Si aucune force supplémentaire n’est appliquée, le bras reste à cet angle pendant environ une minute avant de revenir à sa position d’origine. Ceci est similaire, disent les chercheurs, à la façon dont les gens ne peuvent garder la tête tournée que pendant une courte période de temps avant de revenir à une position plus neutre.

«Nous pouvons suivre un objet en mouvement sans avoir à dépenser d’énergie pour déplacer un robot entier», déclare le co-auteur Vikram Iyer. « Ces images ont également une résolution plus élevée que si nous utilisions un objectif grand angle, ce qui créerait une image avec le même nombre de pixels répartis sur une zone beaucoup plus grande. »

Les chercheurs ont lié leur système à deux types différents de coléoptères connus pour transporter des charges plus lourdes qu’un demi-gramme. Tout le monde pouvait se déplacer et naviguer librement – et vivre pour raconter l’histoire.
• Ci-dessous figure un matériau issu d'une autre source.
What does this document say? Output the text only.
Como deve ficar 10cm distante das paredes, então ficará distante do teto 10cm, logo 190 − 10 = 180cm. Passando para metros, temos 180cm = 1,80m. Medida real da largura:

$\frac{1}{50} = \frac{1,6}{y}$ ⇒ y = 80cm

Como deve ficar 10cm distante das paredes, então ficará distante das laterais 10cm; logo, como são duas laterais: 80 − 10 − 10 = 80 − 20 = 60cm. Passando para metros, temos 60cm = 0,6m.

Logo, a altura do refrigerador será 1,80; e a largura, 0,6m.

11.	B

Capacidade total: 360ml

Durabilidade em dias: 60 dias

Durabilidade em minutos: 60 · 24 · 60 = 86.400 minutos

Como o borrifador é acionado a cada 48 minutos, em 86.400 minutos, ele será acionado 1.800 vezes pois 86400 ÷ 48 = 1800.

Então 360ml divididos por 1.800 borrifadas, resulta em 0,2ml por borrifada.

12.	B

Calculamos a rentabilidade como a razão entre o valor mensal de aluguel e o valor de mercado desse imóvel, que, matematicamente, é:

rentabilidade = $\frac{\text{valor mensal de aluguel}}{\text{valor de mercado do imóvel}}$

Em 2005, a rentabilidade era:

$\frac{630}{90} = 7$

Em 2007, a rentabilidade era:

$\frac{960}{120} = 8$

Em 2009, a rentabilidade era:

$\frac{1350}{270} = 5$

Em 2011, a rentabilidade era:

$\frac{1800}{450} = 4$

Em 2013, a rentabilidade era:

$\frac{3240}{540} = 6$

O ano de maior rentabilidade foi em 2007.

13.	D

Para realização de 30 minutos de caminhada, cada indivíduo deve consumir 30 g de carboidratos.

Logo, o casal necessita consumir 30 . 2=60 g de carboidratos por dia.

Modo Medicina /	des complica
«Nous avons ajouté un petit accéléromètre à notre système pour détecter quand le scarabée se déplace. Ensuite, il ne prend que des photos pendant ce temps, dit Iyer.

«Si la caméra ne circule qu’en continu sans cet accéléromètre, nous pouvons enregistrer une à deux heures avant que la batterie ne s’éteigne. Avec l’accéléromètre, nous pourrions enregistrer pendant six heures ou plus, selon le niveau d’activité du scarabée. « 

Les chercheurs sont heureux du potentiel de leurs systèmes – à la fois dans les robots et dans la perception du monde par un insecte – mais aussi conscients des implications pour l’intégrité d’une armée de très petits paparazzi.